Clouds clattering, Zeus unleashing his thunderbolt. Rain pouring down in its full force. Water pouring on the ledge of the balcony as I stand there and sip on hot coffee. While the coffee gave me warmth on the inside, the droplets of water freshened up my face. I watched as the rain clouds covered the blue sky. I stared into the sky and went into a deep chain of thoughts.
Not more than five months back, I had the perfect life. Despite a miserable 4 academic years, I had secured to get a campus placement at Hi-tech Analytical Services as an Aeronautical Analyst with a package of 2.67 Lakhs per annum. I had the perfect girl with me. I dedicated every single success in my life to her. I had successfully quit drinking and smoking. I was concentrating hard on my studies, determined enough to get the Bachelors Degree at the end of the semester. Less time spent on Facebook, more facing the books. Life rocked. Perfect degree, perfect job, perfect girl.
I stand here now in the balcony, without the perfect girl, the perfect job and above all the degree. Darkness loomed over me. I had failed. I was the cause of my parents disappointment. The past three months have been spent in picking up pieces. Pieces of my broken heart and shattered life, trying hard to put them back together and form a Mosaic. Mosaic - A piece of art formed by arranging different dis-jointed pieces. Three months hence, still trying unsuccessfully. That little void is still there. I can't find a perfect small piece that will complete it.

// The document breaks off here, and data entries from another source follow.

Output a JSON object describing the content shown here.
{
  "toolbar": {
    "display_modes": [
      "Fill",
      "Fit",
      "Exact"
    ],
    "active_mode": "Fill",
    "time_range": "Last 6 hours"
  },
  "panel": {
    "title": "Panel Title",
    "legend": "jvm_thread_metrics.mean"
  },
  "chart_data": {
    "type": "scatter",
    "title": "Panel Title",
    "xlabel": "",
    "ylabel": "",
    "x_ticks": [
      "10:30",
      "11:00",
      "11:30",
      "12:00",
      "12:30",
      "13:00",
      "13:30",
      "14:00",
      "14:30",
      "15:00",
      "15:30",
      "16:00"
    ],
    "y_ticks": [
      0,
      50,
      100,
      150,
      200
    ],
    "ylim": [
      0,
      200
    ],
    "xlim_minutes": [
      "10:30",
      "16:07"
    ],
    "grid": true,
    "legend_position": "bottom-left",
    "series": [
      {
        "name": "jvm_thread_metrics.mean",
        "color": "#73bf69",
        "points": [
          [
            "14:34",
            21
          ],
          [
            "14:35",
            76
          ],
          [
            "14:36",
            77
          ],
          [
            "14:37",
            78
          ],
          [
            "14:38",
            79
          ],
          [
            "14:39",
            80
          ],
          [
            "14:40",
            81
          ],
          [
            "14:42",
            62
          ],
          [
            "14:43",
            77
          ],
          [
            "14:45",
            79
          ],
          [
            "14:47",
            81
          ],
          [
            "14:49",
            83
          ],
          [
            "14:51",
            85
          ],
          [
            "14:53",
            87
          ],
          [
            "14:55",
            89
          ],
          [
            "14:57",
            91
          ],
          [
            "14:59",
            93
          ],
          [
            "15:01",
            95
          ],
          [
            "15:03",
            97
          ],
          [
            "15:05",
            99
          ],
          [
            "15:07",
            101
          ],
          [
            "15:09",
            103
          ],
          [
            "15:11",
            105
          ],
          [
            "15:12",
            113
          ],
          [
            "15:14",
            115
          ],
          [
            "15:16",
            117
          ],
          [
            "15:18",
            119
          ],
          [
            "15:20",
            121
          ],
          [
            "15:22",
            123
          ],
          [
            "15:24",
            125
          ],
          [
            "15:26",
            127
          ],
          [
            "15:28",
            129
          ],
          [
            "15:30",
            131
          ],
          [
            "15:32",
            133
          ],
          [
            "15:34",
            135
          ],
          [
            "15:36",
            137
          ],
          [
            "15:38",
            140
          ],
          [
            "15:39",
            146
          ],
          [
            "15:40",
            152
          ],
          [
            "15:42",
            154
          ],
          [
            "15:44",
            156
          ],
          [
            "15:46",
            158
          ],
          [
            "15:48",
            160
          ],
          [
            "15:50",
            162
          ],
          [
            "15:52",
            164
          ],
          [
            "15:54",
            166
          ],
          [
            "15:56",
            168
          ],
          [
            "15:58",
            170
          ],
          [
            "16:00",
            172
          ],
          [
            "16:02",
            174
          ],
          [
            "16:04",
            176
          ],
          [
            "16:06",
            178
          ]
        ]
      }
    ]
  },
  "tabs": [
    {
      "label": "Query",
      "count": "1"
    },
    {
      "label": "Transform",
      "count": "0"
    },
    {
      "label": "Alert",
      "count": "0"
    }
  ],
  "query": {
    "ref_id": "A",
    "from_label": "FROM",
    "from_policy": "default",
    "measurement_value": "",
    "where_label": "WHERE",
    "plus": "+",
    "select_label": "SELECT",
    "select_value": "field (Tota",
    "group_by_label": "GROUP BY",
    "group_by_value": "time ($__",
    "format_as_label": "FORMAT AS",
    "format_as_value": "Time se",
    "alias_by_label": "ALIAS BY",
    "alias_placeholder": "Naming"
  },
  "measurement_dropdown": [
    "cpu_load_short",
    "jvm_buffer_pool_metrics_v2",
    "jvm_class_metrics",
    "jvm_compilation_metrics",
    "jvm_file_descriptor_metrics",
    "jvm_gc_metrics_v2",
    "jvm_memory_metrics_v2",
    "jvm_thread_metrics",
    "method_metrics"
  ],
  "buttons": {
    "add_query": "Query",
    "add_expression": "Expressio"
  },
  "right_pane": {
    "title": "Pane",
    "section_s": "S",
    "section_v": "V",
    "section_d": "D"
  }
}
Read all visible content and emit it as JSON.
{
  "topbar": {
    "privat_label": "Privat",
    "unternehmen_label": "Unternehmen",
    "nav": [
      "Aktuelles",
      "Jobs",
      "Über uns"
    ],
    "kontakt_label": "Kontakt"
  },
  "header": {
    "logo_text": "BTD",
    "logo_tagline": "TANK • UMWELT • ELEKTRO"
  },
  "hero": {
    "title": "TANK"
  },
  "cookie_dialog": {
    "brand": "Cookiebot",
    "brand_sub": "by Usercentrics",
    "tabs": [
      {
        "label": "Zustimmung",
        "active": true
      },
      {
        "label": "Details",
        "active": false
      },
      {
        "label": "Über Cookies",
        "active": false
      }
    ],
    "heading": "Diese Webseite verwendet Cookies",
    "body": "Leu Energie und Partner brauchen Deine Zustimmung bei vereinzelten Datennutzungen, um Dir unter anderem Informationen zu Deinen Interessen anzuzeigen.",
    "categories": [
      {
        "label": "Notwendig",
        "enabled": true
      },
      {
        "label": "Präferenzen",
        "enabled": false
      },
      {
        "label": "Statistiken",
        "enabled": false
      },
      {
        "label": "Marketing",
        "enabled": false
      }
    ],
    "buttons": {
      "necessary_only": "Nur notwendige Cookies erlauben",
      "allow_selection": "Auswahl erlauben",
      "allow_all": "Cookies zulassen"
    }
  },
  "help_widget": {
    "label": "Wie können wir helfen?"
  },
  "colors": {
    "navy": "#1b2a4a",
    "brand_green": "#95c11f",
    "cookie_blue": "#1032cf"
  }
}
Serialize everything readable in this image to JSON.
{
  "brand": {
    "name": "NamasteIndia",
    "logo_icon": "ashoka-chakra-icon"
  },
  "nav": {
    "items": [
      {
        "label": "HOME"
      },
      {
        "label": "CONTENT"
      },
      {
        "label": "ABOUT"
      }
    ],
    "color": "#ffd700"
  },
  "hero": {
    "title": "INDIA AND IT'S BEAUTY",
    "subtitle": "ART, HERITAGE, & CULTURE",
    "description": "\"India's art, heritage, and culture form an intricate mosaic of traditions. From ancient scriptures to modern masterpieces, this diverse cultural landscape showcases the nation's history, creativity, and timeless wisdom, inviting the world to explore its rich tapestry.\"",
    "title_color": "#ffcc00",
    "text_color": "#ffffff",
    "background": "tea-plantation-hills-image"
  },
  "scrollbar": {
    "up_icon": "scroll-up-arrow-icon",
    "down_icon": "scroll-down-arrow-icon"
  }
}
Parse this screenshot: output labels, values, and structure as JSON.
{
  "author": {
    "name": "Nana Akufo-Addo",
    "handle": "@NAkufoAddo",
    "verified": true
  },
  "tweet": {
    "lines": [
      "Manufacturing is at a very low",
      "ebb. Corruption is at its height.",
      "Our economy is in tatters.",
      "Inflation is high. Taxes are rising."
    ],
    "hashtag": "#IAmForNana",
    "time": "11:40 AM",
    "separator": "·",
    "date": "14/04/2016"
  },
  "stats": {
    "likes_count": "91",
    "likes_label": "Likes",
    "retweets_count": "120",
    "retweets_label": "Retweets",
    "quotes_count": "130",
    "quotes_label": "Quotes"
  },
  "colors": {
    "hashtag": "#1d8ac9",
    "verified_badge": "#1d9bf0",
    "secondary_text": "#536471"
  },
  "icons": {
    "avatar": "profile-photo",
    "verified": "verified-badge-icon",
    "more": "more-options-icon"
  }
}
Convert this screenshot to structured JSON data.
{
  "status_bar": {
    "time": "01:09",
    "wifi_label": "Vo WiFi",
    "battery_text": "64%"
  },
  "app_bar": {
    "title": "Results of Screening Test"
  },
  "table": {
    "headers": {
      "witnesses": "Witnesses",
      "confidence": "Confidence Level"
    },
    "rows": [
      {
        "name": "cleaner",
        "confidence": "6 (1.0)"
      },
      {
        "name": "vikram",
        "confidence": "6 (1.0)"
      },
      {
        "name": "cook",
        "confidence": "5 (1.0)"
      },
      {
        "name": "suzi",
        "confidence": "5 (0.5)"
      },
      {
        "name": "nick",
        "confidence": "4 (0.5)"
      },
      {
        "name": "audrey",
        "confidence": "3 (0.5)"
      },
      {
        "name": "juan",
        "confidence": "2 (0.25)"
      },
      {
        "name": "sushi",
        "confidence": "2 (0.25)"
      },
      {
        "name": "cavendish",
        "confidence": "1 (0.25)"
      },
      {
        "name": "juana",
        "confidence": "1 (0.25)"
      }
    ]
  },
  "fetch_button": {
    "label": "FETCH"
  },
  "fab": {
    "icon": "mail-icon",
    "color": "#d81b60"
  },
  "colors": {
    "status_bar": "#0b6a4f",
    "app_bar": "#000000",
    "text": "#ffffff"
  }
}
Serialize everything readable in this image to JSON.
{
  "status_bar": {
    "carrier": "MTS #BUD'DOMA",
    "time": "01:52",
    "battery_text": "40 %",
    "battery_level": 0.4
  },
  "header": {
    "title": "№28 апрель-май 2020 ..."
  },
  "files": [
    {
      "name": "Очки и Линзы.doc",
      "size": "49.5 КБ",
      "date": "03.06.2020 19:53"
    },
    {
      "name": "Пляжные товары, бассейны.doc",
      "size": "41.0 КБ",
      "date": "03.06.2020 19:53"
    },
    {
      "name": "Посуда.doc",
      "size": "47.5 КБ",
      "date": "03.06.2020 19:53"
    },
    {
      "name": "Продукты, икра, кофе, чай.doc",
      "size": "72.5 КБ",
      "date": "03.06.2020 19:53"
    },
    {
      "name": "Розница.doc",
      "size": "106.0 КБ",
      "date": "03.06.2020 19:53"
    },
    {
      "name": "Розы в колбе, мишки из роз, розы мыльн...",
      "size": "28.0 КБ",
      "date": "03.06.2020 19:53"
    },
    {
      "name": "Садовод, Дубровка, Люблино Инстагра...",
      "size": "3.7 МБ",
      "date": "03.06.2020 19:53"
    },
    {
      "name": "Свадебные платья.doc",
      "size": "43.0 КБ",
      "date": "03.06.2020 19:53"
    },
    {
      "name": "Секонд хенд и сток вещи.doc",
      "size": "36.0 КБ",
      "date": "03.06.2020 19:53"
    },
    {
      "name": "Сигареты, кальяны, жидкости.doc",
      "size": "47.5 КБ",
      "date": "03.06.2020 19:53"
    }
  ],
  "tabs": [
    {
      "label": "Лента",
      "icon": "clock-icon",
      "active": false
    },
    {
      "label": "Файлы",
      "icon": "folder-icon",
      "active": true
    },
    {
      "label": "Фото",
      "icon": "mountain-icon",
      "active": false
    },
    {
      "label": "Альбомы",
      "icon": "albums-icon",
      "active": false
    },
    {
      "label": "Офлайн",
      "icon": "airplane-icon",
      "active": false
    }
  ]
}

But being the optimist that I usually am, I am sure I'd bounce back from this low point of my life. I always feel that hard things are put in our way, not to stop us, but to call out our courage and strength. Have patience with yourself. Do not lose faith while considering your imperfections, instead start remedying instantly. And my mumma always taught me, "Failure is success if you learn from it". I truly believe those words.
The chain of my thoughts was broken as my cellphone rang. Diya Calling. I picked up and heard sobbing on the other side of the phone call. I asked her to stop crying and explain me, what the matter was. She was stuck in the traffic jam and she wanted to reach home. She is such a cute, sweet and polite girl. One of my best friends. She was the one who helped me the most when I was courting Arpita.
I instantly changed and went out. It was still raining. I was drenched completely and I might've hardly crossed about hundred yards. I still drove ahead. I reached near Express Hotel and there she was standing with tears in her eyes. But she smiled as soon as she saw me. We greeted each other. Traffic hadn't moved ahead for about an hour. Water logging was about knee deep. I had parked my vehicle a bit far and a safe place, where the water logging was minimal. I asked her if she'd be comfortable sitting behind me. She almost giggled while crying. We drove away and half an hour later I had made sure that she was home safe. I took an auto from her place and got back to where I had parked.
I reached back home, dried myself. I plugged my cellphone to the speakers and put some music. Maroon 5 - Moves Like Jagger. Half way of the song, the music stopped for a moment. Beep. Text Message : Diya. It read, "Thank you so much, Chintu. You are seriously a great person and an awesome friend. Thanks once again". It left me smiling.
If I ever narrated this incident to Aashi or Nitika, their reaction would be something like this, "Tharki sala (Horny Bastard)". Haha. But, its nothing like that. I just like to help people out in there time of need. Be it a guy or a girl, I love it when they rely on me. I always want to be that friend who was ever present. The feeling it gives, is one of my Drugs.